Rowling says suit distracts
NEW YORK -- J.K. Rowling said Monday that her efforts to halt a publisher’s “Harry Potter” lexicon have been crushing her creativity.
Rowling said she has stopped work on a new novel because the lawsuit in federal court has “decimated my creative work over the last month.”
Rowling is suing RDR Books to stop publication of Steven Vander Ark’s “Harry Potter Lexicon.” She says her copyrights are being violated.
“This book constitutes wholesale theft of 17 years of my hard work,” she testified Monday.
RDR’s lawyer, Anthony Falzone, defended the lexicon as a reference guide. Falzone called it a legal effort “to organize and discuss the complicated and very elaborate world of Harry Potter.”

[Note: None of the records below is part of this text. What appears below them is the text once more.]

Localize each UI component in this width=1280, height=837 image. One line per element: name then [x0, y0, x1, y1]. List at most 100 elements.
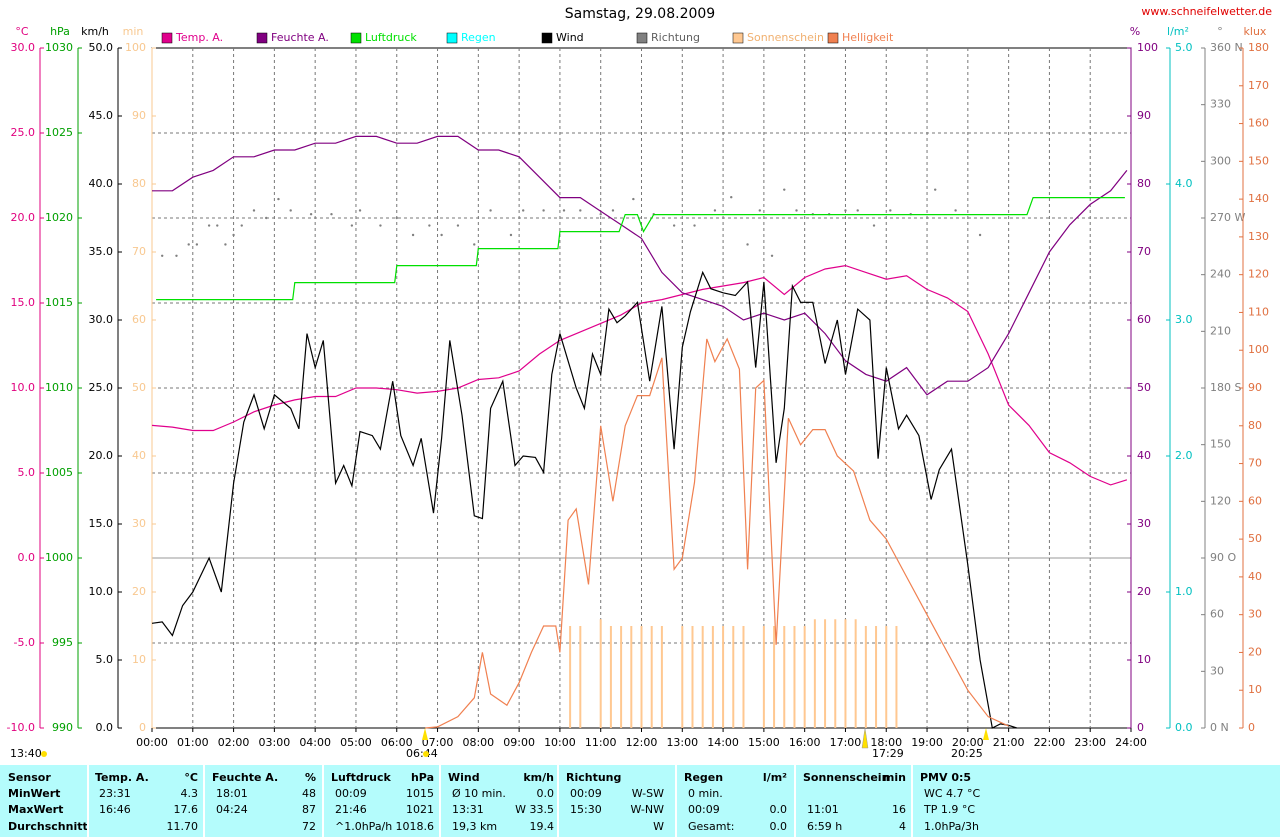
direction-dot: [730, 196, 733, 199]
annotation: 13:40: [10, 747, 42, 760]
x-tick-label: 16:00: [789, 736, 821, 749]
y-tick-label: 180: [1248, 41, 1269, 54]
y-tick-label: 25.0: [11, 126, 36, 139]
y-tick-label: 30: [1137, 517, 1151, 530]
y-tick-label: 30: [132, 517, 146, 530]
cell-left: 00:09: [570, 787, 602, 800]
y-tick-label: 60: [1210, 608, 1224, 621]
cell-left: Ø 10 min.: [452, 787, 506, 800]
y-tick-label: 10.0: [11, 381, 36, 394]
legend-swatch: [350, 32, 362, 44]
legend-swatch: [256, 32, 268, 44]
legend-label: Feuchte A.: [271, 31, 329, 44]
y-tick-label: 10.0: [89, 585, 114, 598]
direction-dot: [611, 209, 615, 212]
y-tick-label: 35.0: [89, 245, 114, 258]
y-tick-label: 995: [52, 636, 73, 649]
column-unit: min: [883, 771, 906, 784]
y-tick-label: 45.0: [89, 109, 114, 122]
y-tick-label: 15.0: [11, 296, 36, 309]
y-tick-label: 2.0: [1175, 449, 1193, 462]
cell-right: 72: [302, 820, 316, 833]
y-tick-label: 70: [1137, 245, 1151, 258]
y-tick-label: 140: [1248, 192, 1269, 205]
legend-label: Sonnenschein: [747, 31, 824, 44]
y-tick-label: 5.0: [1175, 41, 1193, 54]
direction-dot: [889, 209, 892, 212]
y-tick-label: 70: [1248, 457, 1262, 470]
y-tick-label: 360 N: [1210, 41, 1243, 54]
y-tick-label: 80: [132, 177, 146, 190]
row-label: MinWert: [8, 787, 60, 800]
column-unit: hPa: [411, 771, 434, 784]
y-tick-label: 1010: [45, 381, 73, 394]
x-tick-label: 10:00: [544, 736, 576, 749]
direction-dot: [672, 224, 676, 227]
axis-unit: km/h: [81, 25, 109, 38]
cell-right: 17.6: [174, 803, 199, 816]
direction-dot: [195, 243, 199, 246]
axis-unit: °: [1217, 25, 1223, 38]
cell-left: Gesamt:: [688, 820, 735, 833]
y-tick-label: 20.0: [11, 211, 36, 224]
direction-dot: [954, 209, 957, 212]
series-line: [425, 337, 1009, 729]
direction-dot: [599, 213, 602, 216]
x-tick-label: 12:00: [626, 736, 658, 749]
column-unit: km/h: [523, 771, 554, 784]
y-tick-label: 0 N: [1210, 721, 1229, 734]
y-tick-label: 30: [1210, 664, 1224, 677]
column-header: Richtung: [566, 771, 621, 784]
column-unit: l/m²: [763, 771, 787, 784]
header-label: Sensor: [8, 771, 51, 784]
y-tick-label: 90 O: [1210, 551, 1236, 564]
direction-dot: [252, 209, 256, 212]
x-tick-label: 01:00: [177, 736, 209, 749]
direction-dot: [856, 209, 859, 212]
cell-left: 23:31: [99, 787, 131, 800]
cell-right: W: [653, 820, 664, 833]
cell-left: ^1.0hPa/h: [335, 820, 392, 833]
column-unit: %: [305, 771, 316, 784]
direction-dot: [978, 233, 982, 237]
y-tick-label: 3.0: [1175, 313, 1193, 326]
y-tick-label: 300: [1210, 154, 1231, 167]
y-tick-label: 90: [132, 109, 146, 122]
axis-unit: hPa: [50, 25, 70, 38]
legend-swatch: [446, 32, 458, 44]
y-tick-label: 50: [1137, 381, 1151, 394]
y-tick-label: 10: [1137, 653, 1151, 666]
stats-table: [0, 765, 1280, 837]
x-tick-label: 20:00: [952, 736, 984, 749]
y-tick-label: 0.0: [96, 721, 114, 734]
y-tick-label: 180 S: [1210, 381, 1241, 394]
cell-left: 04:24: [216, 803, 248, 816]
cell-left: 19,3 km: [452, 820, 497, 833]
row-label: MaxWert: [8, 803, 63, 816]
direction-dot: [395, 216, 398, 220]
annotation: 06:44: [406, 747, 438, 760]
legend-swatch: [541, 32, 553, 44]
y-tick-label: 60: [132, 313, 146, 326]
cell-right: 11.70: [167, 820, 199, 833]
direction-dot: [216, 224, 219, 227]
y-tick-label: 1.0: [1175, 585, 1193, 598]
cell-right: 4.3: [181, 787, 199, 800]
y-tick-label: 40: [132, 449, 146, 462]
y-tick-label: 50: [132, 381, 146, 394]
direction-dot: [579, 209, 582, 212]
y-tick-label: 20: [132, 585, 146, 598]
sun-icon: [41, 751, 47, 757]
y-tick-label: 1020: [45, 211, 73, 224]
x-tick-label: 08:00: [462, 736, 494, 749]
legend-label: Luftdruck: [365, 31, 417, 44]
direction-dot: [240, 224, 243, 227]
x-tick-label: 24:00: [1115, 736, 1147, 749]
direction-dot: [522, 209, 525, 212]
legend-swatch: [636, 32, 648, 44]
y-tick-label: 0.0: [18, 551, 36, 564]
cell-left: 13:31: [452, 803, 484, 816]
cell-right: 0.0: [537, 787, 555, 800]
x-tick-label: 22:00: [1034, 736, 1066, 749]
direction-dot: [207, 224, 211, 227]
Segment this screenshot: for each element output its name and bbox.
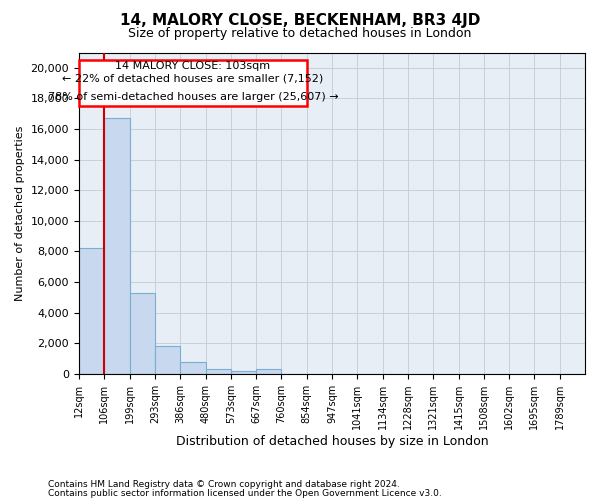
Text: Size of property relative to detached houses in London: Size of property relative to detached ho… (128, 28, 472, 40)
Text: 14, MALORY CLOSE, BECKENHAM, BR3 4JD: 14, MALORY CLOSE, BECKENHAM, BR3 4JD (120, 12, 480, 28)
Text: 14 MALORY CLOSE: 103sqm: 14 MALORY CLOSE: 103sqm (115, 62, 271, 72)
X-axis label: Distribution of detached houses by size in London: Distribution of detached houses by size … (176, 434, 488, 448)
Text: Contains public sector information licensed under the Open Government Licence v3: Contains public sector information licen… (48, 488, 442, 498)
Text: ← 22% of detached houses are smaller (7,152): ← 22% of detached houses are smaller (7,… (62, 74, 323, 84)
Bar (130, 292, 155, 374)
Text: 78% of semi-detached houses are larger (25,607) →: 78% of semi-detached houses are larger (… (47, 92, 338, 102)
Bar (180, 362, 206, 374)
FancyBboxPatch shape (79, 60, 307, 106)
Bar (206, 369, 231, 374)
Y-axis label: Number of detached properties: Number of detached properties (15, 126, 25, 301)
Bar (231, 370, 256, 374)
Text: Contains HM Land Registry data © Crown copyright and database right 2024.: Contains HM Land Registry data © Crown c… (48, 480, 400, 489)
Bar (256, 370, 281, 374)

Rowling brought the lawsuit against Vander Ark’s publisher last year.
The legal showdown could last most of the week. Rowling will spend her breaks in the seclusion of a jury room -- away from any die-hard Potter fans. The trial in U.S. District Court comes eight months after Rowling published her seventh and final book in the series. The books have been published in 64 languages, sold more than 400 million copies and produced a film franchise that has pulled in $4.5 billion at the worldwide box office.
Rowling is a fan of the Harry Potter Lexicon Website that Vander Ark runs. But she draws the line when it comes to publishing the book and charging $24.95 for it. She also says it fails to include any of the commentary and discussion that enrich the website and calls it “nothing more than a rearrangement” of her own material.
One of her lawyers, Dan Shallman, on Friday told Judge Robert P. Patterson, who is hearing the trial without a jury, that Rowling “feels like her words were stolen.”
David Saul Hammer, a lawyer for RDR Books, which plans to sell the lexicon, said the judge will have to decide whether the use of the material by the small Muskegon, Mich., publisher was legal because it was used for some greater purpose, such as a scholarly pursuit.